I didn’t mourn you. But I’ve brought you back to life many times, with the technicolour morality of fairy tale. You were the bogeyman of my childhood. An ogre who dismantled my dreams, and the bunk bed I’d been so excited to sleep in that first night you turned up, fierce and determined to show us who was boss, just as I was on the cusp of sleep: innocence fading like a dream.

I don’t doubt I wanted you dead, at times, with the vengeance of youth. I thought I hated you, but it turns out that too passes, now it’s too late to apologise and shake hands, for all your good one was, in the end, no good. I left you a shambles, already a shadow of your former, petulant self. Little did I know, when I left that last time, it would be the last time I’d wished for so long. I would have defended you better if I’d known – perhaps in the end, you weren’t so much the baddie of the piece.

Yet you lingered on, shuffling and slurring, much more so than in your prime, when you roared like a lion, or lolled like seal, eating sardines on a Portuguese beachfront. Mostly you were a shark. When you swam after me in the swimming pool, the fear tingled in my toes, and when you splashed me or dropped me in the pool you meant it to hurt just a bit. Perhaps I liked the attention; even when it seemed cruelty-tinged. 

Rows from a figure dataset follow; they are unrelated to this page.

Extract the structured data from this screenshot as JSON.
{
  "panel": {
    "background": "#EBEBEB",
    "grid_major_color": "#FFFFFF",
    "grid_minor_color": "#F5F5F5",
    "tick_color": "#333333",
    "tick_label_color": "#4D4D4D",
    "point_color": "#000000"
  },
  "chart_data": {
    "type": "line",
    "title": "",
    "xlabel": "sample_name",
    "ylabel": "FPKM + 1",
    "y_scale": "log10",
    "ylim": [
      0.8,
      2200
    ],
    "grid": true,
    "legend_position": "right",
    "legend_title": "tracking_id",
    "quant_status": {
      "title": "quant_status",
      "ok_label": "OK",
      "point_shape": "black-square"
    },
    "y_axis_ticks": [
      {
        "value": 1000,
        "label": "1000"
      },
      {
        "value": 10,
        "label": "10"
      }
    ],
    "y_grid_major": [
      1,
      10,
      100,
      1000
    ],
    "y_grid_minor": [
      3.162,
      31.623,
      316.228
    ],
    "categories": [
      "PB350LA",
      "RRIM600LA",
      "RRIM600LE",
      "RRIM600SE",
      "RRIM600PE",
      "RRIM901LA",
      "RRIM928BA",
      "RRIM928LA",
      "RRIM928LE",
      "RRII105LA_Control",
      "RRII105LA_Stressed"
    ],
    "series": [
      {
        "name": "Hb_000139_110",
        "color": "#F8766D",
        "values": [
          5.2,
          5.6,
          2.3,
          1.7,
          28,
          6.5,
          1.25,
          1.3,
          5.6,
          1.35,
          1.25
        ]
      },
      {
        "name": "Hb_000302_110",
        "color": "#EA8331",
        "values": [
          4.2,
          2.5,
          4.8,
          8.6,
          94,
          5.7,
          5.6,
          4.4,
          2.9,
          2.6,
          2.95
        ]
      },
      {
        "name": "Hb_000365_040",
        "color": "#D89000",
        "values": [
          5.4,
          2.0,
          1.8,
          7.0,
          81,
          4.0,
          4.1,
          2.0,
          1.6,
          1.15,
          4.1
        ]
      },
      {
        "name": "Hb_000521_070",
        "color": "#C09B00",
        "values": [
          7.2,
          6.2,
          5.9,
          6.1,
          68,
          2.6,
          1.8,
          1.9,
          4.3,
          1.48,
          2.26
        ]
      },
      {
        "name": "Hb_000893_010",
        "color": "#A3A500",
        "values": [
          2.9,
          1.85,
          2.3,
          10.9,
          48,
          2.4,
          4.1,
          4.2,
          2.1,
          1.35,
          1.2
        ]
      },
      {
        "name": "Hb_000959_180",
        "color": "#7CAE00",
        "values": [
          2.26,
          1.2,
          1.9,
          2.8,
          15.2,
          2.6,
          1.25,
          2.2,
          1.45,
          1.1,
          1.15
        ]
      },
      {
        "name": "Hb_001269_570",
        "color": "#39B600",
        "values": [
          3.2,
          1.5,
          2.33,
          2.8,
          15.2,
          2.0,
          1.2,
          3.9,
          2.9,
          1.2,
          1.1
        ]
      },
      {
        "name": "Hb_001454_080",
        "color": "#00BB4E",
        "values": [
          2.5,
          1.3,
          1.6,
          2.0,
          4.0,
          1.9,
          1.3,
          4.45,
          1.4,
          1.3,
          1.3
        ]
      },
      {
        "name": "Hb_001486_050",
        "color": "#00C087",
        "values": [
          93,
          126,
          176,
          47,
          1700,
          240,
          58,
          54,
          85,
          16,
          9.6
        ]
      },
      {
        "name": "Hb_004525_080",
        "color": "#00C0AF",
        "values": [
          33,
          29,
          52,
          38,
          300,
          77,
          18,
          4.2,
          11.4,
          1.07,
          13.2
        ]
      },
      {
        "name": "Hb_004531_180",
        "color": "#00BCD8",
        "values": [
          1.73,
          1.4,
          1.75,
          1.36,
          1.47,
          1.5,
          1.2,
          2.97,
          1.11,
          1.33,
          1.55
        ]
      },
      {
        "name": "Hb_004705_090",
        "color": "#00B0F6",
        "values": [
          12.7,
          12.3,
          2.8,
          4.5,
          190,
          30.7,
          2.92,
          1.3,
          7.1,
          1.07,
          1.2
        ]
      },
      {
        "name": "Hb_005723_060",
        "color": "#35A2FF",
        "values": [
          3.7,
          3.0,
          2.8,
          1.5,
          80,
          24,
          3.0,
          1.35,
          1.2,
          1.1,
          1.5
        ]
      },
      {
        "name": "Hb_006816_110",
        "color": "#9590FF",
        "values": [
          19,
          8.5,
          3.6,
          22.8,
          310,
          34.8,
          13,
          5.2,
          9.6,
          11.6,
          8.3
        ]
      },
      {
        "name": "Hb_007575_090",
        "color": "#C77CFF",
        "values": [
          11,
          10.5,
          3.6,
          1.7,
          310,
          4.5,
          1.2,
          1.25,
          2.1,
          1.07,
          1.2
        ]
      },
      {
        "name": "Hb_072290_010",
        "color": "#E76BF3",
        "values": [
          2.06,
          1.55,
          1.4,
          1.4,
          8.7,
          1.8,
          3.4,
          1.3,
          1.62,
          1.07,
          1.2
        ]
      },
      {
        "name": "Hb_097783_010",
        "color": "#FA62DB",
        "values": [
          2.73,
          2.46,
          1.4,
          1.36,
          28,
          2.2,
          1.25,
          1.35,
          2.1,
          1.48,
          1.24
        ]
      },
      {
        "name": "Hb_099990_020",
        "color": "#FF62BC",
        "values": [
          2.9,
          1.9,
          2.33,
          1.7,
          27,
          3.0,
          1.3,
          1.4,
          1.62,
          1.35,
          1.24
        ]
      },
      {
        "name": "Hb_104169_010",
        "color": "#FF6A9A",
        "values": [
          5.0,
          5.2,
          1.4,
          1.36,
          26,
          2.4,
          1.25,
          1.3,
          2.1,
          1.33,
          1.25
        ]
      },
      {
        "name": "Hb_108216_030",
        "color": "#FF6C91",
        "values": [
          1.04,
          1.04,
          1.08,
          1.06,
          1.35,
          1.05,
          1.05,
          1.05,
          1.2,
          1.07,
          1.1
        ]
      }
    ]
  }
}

Mostly, we were an inconvenience, and we also made it plain we didn’t like you – not much; you weren’t too fond of us. But sometimes you came alive, playing white king on the chequerboard, or opera just a bit too loud in the car; growing rambunctious on gin and tonic, and by turns petulant, or unreasonable, or sometimes just plain vile.

But there was humour too, plenty of it. It was all a game after all: the power play, the robust wines and three alarm chillis; the B & H Superkings were just outward symptoms of almost comic insecurity that would teeter just to the right of violence. It was the side of you that died, leaving behind a shell that still shuffled and roared, now just noise and fury; and a silvery mane no one dared stroke.

You were a convenient figure of torment, a receptacle of blame, and I don’t suppose, when I goaded you to turn on me, I minded so very much that I had someone at whose feet I could lay all my anger – I realise now you allowed me that. And it was, after all, me who got my own back in the end. All of us, whose lives you reshuffled, holding all the best cards, did. You became the joker, tossed aside and discarded, reclaimed, reluctantly or victoriously by your own pack. The rest of us, regrouped, preferring to let the memories grow dogeared while we all rebuilt our own. It would be too late by the time we learned you had us in checkmate.

I expect you knew I’d forgive you, eventually, and learn to be grateful for what you did: broadened my horizons, gave me something to fight against, sharpened my wit with a dark humour: the hulking shade that clouded my childish light. You were, after all, a kind of anti-hero, and now that I see you in sepia tones, rather than the vivid texture of childhood, I realise how much I miss the dangerous magnetism and comic bluster with which you once ruled the roost.